A recent study published in the Journal of Women’s Health revealed that 23% of patients who participated in the research reported using cannabis to ease their symptoms.
“The majority consumed [du cannabis] at least once a week… Most users… reported improvement in symptoms including pain, cramps, muscle spasms, anxiety, depression, trouble sleeping, sex drive and irritability”the study authors wrote.
The researchers noticed that a quarter of the participating patients reported regularly using cannabis in addition to their prescribed treatment. But that despite most reported side effects, most also said cannabis improved their quality of life.
“To our knowledge, this is the first study in the United States that has assessed the prevalence of cannabis use among women with chronic pelvic pain. Our results show a clinically significant percentage of women using cannabis in addition to or as an alternative to traditional therapy for chronic pain,” the authors wrote.
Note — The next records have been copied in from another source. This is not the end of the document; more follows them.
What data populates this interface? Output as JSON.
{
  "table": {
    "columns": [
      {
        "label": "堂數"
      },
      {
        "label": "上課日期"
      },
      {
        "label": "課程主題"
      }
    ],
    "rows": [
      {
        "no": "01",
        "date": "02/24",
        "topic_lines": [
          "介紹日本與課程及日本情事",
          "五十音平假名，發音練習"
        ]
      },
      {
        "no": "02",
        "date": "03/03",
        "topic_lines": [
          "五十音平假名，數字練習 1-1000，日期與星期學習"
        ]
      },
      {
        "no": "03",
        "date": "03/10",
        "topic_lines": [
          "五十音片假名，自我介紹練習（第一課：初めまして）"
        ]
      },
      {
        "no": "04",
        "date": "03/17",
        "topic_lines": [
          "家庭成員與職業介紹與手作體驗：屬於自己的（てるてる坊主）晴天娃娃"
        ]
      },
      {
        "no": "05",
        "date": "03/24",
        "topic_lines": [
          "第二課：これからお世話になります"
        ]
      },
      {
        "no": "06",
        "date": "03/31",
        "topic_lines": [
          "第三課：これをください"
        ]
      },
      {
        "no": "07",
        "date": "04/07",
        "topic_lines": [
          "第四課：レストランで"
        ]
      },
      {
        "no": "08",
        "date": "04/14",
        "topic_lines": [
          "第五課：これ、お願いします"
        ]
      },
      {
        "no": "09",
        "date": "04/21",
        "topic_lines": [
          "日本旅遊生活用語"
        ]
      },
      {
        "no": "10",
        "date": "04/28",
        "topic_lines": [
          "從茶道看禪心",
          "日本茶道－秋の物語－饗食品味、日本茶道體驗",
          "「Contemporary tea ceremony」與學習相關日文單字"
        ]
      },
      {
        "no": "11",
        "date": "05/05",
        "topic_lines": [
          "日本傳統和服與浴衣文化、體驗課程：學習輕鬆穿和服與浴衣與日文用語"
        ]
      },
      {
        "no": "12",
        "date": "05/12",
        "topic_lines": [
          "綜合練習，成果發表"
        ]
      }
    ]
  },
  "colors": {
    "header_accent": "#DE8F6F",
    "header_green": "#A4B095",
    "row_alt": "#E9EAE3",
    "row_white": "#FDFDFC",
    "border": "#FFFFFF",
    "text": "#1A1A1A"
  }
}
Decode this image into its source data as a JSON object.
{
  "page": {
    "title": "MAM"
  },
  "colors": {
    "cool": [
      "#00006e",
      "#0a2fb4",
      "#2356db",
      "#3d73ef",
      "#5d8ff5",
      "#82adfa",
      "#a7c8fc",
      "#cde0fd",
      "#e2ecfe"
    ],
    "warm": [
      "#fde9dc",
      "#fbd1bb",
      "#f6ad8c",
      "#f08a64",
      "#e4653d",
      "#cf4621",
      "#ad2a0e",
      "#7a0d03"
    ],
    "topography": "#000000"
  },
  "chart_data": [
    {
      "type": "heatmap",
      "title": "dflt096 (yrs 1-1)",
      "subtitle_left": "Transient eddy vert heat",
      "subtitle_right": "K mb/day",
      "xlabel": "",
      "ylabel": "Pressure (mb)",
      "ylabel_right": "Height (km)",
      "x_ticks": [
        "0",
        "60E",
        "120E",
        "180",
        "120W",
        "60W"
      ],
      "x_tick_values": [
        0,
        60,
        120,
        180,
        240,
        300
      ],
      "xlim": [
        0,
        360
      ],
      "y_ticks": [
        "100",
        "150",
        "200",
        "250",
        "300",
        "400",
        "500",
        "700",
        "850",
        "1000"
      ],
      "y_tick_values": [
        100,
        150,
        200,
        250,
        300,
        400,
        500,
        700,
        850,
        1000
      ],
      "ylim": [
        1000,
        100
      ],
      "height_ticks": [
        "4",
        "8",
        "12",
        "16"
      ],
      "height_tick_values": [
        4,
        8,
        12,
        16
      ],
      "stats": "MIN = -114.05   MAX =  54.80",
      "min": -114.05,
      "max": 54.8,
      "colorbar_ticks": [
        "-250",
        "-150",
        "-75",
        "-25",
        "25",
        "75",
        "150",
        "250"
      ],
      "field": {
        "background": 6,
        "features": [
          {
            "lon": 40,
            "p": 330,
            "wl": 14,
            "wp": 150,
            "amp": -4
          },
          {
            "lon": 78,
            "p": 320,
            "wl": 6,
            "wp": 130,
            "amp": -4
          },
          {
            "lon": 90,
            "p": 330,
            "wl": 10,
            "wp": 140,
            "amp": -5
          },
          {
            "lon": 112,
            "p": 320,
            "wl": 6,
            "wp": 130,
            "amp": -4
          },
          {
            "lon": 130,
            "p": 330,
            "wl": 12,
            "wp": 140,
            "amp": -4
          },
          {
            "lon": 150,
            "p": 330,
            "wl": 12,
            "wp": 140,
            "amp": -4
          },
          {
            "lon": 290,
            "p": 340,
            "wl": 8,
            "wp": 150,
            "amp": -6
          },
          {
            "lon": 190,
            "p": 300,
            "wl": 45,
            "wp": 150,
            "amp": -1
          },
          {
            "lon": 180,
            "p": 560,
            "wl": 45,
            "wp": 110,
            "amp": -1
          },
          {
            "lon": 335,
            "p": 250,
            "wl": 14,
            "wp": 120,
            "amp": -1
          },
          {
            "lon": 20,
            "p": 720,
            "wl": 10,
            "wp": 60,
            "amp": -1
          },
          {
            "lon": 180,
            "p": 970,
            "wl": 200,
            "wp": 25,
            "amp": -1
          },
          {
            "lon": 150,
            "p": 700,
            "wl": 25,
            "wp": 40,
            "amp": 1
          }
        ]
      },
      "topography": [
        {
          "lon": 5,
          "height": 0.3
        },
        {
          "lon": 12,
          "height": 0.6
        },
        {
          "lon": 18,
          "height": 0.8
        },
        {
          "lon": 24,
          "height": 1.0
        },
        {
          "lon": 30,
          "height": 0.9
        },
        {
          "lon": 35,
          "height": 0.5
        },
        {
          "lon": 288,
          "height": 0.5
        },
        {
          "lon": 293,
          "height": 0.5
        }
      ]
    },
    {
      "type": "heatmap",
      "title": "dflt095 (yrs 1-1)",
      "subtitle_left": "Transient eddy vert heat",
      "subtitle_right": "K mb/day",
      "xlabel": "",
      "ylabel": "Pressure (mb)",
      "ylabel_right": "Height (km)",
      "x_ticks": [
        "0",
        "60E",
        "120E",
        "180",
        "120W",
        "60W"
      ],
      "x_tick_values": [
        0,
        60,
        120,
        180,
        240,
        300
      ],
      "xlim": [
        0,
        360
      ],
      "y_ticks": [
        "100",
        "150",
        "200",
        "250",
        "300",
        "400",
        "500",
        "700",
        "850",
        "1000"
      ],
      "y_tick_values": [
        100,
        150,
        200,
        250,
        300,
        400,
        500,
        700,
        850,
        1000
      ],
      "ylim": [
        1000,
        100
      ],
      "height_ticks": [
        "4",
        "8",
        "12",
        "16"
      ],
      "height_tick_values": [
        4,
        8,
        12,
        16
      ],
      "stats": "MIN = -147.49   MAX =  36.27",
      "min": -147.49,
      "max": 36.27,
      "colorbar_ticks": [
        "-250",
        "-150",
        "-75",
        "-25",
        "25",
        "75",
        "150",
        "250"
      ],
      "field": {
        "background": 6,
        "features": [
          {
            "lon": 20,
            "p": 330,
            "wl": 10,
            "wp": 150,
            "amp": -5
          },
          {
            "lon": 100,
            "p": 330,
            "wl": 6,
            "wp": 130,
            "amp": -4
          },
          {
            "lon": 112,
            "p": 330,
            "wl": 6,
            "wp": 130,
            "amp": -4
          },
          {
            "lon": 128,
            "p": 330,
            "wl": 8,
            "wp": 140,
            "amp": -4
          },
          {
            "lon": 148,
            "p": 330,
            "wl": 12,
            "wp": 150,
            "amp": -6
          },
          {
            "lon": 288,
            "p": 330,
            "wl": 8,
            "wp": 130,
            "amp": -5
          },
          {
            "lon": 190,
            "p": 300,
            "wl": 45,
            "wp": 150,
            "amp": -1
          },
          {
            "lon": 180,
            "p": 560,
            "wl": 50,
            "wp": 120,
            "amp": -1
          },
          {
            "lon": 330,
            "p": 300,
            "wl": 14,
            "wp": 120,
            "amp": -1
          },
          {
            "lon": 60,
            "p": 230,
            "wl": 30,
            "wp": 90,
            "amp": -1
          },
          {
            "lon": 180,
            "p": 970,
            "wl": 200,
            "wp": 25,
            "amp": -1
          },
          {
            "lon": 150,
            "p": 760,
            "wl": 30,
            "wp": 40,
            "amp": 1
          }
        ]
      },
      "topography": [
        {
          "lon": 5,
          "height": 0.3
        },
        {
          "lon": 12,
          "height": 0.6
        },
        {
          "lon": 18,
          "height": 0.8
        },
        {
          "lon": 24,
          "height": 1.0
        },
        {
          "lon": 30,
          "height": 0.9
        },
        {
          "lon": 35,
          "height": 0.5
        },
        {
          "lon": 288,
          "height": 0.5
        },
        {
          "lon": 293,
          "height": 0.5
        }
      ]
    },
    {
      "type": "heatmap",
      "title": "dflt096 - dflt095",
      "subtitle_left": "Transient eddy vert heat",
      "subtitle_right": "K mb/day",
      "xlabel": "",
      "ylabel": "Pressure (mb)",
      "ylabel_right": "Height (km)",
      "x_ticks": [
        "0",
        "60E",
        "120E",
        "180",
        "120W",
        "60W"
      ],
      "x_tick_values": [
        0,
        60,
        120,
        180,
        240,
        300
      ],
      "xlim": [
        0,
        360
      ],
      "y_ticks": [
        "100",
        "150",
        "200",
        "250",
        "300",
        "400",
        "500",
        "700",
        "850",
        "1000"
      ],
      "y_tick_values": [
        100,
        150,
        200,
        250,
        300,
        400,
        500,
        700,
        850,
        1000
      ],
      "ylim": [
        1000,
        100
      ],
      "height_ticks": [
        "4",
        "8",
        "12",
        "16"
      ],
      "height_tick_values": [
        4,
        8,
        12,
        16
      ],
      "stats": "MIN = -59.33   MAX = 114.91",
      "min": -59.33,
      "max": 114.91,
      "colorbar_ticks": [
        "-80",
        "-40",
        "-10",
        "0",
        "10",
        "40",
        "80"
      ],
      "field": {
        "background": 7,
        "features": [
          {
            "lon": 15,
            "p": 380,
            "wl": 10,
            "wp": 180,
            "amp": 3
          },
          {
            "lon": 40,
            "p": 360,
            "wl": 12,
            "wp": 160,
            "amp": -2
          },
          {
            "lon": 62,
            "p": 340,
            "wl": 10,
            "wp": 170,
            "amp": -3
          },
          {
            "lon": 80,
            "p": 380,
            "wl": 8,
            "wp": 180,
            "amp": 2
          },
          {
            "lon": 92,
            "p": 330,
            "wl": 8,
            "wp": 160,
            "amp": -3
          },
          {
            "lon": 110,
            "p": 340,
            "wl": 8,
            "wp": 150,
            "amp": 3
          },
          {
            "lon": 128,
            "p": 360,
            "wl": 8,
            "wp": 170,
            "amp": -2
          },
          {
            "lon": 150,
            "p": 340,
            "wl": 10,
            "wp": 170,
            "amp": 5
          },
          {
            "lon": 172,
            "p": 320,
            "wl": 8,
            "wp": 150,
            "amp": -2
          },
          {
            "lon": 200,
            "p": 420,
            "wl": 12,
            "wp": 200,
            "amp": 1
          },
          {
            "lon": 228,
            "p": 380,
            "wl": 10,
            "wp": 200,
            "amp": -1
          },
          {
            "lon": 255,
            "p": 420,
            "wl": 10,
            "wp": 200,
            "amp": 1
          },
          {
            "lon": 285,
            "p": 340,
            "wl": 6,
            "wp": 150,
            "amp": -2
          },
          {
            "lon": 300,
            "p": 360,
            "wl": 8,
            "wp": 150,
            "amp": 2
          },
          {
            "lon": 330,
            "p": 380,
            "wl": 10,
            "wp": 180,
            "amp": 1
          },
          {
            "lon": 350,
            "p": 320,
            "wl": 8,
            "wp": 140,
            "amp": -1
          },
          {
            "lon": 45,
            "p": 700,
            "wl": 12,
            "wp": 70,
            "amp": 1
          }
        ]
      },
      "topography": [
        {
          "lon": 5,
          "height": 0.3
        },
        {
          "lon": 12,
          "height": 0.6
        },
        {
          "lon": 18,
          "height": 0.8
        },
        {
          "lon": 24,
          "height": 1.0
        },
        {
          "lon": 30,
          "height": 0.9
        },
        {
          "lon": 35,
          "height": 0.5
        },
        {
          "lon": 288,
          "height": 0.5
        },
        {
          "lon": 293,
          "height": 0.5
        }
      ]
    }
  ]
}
“Consumers reported that cannabis improved symptoms related to chronic pelvic pain, decreased need for a doctor, and helped reduce the use of opioid medications. Our results provide important additional evidence, and we hope to pave the way for the acceptance and consideration of cannabis as a treatment option for patients with incapacitating pain to improve their quality of life. »
This study is not the first to show that patients who use cannabis to relieve themselves of certain illnesses end up reducing their drug consumption.
Different studies have found that the administration of medical cannabis leads to a reduction in chemical medications, emergency room visits and hospital admissions for chronic pain.
Another study published in the spring found that “behavioral economic evidence that access to cannabis may slightly reduce the demand for chemical drugs in people who suffer.